Die kurdische Frage zeigt wie kaum eine andere, dass auch eine fortschrittliche, revolutionäre Veränderung nicht an bestehenden Staatsgrenzen halt machen kann. Die grenzübergreifende Solidarität aller fortschrittlichen Kräfte und v.a. der ArbeiterInnenbewegung ist ein Gebot der Stunde. Das trifft insbesondere auf die kurdische Bewegung und die verbliebenen Kräfte der syrischen demokratischen Revolution zu, die weiter gegen Assad, aber auch die Islamisten des IS kämpfen.

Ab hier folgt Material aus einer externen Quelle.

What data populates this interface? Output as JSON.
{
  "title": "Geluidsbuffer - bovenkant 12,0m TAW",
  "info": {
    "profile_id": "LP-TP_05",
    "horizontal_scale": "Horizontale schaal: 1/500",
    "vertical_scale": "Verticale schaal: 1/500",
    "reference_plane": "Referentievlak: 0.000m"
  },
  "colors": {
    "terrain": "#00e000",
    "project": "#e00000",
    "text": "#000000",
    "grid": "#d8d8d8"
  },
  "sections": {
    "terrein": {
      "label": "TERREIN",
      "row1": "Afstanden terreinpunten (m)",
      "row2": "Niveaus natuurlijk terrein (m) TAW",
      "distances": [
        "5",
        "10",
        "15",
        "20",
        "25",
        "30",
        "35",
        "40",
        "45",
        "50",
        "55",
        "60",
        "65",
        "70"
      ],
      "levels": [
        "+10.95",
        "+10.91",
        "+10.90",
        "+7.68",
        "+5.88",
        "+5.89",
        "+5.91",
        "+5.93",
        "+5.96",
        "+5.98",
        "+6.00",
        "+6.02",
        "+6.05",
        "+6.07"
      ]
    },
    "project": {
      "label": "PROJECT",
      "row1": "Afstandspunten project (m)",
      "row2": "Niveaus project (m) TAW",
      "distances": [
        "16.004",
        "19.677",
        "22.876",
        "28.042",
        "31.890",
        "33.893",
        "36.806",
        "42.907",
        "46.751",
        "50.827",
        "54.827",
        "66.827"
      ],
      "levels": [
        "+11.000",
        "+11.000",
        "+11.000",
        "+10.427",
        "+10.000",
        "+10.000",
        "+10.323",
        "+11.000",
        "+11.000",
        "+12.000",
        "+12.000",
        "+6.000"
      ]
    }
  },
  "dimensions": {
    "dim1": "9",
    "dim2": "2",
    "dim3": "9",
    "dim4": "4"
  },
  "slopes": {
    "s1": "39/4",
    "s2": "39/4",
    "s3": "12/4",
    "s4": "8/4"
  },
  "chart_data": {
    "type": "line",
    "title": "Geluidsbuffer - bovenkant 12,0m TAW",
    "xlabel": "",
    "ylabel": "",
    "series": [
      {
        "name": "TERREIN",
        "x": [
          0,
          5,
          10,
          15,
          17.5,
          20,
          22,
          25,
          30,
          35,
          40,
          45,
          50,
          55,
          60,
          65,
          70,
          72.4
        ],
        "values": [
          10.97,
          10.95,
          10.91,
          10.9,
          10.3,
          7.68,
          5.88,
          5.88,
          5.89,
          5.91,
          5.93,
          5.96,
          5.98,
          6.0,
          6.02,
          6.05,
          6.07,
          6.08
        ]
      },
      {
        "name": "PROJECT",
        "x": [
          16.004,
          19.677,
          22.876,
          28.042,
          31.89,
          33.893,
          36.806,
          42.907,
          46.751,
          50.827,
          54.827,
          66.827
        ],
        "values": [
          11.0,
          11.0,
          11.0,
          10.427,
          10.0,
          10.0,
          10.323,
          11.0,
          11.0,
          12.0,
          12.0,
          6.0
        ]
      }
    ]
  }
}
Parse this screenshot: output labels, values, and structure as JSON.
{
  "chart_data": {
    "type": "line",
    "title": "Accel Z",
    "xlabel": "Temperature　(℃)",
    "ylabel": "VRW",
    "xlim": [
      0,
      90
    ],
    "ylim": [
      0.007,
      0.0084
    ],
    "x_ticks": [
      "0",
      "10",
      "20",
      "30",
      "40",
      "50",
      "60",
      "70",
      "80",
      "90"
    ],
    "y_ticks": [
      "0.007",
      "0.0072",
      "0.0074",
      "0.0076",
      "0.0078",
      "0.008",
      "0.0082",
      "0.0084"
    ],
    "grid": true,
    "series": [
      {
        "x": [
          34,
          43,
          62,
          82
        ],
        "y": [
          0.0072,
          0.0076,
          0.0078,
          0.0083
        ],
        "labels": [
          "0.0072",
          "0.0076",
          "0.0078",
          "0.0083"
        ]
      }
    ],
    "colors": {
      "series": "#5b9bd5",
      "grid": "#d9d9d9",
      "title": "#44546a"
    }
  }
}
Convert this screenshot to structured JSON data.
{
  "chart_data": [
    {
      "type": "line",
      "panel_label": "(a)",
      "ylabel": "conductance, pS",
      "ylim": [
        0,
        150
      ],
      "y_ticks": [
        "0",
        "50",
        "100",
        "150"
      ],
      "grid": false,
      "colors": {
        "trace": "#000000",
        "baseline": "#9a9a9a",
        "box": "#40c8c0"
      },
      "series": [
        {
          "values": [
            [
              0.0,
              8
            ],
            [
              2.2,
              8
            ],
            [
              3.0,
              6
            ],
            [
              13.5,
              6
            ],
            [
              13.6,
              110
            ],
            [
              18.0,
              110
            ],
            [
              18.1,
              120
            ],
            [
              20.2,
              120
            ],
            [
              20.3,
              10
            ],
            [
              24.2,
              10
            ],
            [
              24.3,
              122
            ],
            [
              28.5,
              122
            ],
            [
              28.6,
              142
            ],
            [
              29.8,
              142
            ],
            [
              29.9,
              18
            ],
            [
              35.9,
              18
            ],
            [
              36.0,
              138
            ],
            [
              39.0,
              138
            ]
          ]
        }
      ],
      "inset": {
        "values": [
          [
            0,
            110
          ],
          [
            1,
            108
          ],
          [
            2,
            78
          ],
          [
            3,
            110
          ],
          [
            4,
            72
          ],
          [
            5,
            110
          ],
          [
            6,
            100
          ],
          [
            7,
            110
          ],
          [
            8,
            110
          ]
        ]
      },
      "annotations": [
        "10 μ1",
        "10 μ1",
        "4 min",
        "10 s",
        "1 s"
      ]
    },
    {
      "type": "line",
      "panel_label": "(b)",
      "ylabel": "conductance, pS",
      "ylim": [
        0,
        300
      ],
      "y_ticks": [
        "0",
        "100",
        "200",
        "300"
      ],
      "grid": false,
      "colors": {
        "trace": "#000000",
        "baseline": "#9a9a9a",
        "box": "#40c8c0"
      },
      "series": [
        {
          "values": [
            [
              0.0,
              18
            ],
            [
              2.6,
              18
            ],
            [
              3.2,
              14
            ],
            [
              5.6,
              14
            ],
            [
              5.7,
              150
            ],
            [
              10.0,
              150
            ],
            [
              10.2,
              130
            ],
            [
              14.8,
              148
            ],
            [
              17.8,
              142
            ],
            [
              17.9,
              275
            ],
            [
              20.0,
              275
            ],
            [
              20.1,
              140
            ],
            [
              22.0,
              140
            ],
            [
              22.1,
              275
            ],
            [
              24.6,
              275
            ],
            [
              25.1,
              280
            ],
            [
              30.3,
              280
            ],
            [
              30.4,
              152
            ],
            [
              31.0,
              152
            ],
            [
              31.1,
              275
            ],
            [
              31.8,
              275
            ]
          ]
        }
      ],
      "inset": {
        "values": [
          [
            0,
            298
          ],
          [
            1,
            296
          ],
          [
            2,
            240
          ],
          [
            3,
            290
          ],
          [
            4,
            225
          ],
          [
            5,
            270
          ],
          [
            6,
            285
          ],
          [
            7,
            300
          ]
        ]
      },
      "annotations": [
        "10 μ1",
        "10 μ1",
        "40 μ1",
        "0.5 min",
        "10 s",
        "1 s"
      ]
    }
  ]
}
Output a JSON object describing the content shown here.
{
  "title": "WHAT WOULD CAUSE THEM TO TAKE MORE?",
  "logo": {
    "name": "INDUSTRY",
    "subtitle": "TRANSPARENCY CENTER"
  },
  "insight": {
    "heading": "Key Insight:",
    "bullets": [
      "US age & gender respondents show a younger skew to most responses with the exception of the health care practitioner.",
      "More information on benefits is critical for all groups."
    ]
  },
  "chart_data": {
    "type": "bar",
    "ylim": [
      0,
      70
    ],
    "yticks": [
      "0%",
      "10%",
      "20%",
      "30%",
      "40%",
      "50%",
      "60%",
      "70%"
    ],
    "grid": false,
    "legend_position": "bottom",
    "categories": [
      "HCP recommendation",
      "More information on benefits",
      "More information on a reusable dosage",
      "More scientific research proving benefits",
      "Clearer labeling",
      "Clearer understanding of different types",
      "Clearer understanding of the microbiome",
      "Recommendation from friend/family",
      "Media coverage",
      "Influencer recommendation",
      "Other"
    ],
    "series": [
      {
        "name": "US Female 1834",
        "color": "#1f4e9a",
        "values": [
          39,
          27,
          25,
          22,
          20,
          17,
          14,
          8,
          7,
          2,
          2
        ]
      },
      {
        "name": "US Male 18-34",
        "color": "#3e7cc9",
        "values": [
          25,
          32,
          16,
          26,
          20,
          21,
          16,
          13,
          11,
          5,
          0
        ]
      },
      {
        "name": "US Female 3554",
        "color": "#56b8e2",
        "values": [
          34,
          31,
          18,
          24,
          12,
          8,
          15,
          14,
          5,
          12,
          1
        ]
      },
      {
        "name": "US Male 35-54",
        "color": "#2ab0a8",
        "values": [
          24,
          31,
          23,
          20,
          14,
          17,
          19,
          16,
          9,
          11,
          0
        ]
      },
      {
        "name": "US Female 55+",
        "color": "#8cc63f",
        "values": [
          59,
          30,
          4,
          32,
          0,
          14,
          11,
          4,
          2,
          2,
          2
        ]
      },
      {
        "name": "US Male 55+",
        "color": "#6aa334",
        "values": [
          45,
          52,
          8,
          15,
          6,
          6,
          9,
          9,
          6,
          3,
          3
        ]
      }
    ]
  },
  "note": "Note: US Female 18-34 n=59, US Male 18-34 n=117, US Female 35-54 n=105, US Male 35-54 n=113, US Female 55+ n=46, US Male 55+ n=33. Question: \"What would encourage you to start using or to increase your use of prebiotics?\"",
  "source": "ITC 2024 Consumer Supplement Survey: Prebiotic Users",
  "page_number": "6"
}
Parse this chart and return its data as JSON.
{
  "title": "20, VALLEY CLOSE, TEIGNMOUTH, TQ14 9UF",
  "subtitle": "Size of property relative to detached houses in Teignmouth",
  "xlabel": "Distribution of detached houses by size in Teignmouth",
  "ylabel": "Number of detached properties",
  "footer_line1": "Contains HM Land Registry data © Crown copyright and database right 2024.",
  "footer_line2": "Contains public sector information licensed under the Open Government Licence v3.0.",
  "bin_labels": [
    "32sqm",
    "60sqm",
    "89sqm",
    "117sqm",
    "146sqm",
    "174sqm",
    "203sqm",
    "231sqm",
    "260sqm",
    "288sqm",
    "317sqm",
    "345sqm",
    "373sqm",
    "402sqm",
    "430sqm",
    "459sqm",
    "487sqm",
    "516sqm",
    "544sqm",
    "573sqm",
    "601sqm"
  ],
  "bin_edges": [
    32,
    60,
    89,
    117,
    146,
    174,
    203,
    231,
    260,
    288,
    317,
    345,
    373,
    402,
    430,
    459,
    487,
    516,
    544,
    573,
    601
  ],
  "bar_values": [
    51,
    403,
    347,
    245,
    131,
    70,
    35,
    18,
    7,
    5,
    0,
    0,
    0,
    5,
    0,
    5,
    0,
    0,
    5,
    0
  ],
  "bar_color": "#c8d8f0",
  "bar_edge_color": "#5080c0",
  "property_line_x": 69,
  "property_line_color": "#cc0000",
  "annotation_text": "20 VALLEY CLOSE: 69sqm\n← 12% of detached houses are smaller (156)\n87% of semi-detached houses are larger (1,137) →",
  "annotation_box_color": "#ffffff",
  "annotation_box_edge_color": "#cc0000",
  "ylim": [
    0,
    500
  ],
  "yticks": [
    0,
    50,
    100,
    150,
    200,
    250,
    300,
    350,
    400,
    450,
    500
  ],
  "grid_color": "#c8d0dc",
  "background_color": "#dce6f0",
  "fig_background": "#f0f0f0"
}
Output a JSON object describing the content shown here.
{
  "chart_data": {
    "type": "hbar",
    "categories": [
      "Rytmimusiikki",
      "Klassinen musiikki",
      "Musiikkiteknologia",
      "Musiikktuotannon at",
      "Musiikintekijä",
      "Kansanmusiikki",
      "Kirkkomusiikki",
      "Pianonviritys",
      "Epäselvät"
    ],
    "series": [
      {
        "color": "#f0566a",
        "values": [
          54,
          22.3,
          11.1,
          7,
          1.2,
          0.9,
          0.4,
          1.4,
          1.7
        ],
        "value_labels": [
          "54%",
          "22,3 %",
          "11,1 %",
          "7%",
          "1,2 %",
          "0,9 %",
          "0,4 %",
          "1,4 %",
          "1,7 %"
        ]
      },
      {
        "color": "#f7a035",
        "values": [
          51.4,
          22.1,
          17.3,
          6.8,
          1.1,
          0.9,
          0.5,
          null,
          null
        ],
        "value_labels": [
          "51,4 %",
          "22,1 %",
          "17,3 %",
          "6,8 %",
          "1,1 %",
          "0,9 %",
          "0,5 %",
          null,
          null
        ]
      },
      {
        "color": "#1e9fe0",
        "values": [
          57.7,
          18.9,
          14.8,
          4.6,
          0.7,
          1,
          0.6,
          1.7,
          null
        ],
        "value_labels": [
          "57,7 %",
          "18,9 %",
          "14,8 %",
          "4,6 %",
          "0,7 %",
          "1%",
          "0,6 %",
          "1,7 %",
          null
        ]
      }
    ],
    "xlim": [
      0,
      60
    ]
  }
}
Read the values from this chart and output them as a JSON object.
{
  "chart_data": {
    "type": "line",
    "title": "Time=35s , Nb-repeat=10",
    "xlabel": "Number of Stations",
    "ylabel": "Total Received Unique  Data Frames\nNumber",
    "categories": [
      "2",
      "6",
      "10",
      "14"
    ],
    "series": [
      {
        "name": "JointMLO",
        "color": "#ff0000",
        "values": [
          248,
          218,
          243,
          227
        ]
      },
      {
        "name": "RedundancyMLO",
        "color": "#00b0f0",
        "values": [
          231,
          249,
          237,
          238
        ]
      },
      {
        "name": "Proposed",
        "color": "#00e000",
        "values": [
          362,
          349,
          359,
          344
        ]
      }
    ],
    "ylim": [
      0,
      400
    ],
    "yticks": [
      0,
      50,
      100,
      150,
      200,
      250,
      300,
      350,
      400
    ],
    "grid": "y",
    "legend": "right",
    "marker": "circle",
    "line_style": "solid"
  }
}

Dazu braucht es auch eine politische Organisation über die bestehenden nationalstaatlichen Grenzen hinweg, die mit der Perspektive des revolutionären Sturzes der reaktionären Regime und der Errichtung von Arbeiter- und Bauernregierungen ausgerüstet ist. Nur so ist eine Enteignung der großen Kapitalisten und die Errichtung einer demokratischen Planwirtschaft, die Durchführung einer Agrarrevolution zugunsten der LandarbeiterInnen und Kleinbauern, die Verwirklichung des Selbstbestimmungsrechtes aller Völker, die Befreiung von imperialistischer Vorherrschaft, die Ersetzung des bürgerlichen Staats- und Repressionsapparates durch Räte und Milizen möglich. Die Vereinigten sozialistischen Staaten des Nahen Ostens müssen das Ziel sein, für das eine international koordinierte Partei kämpft.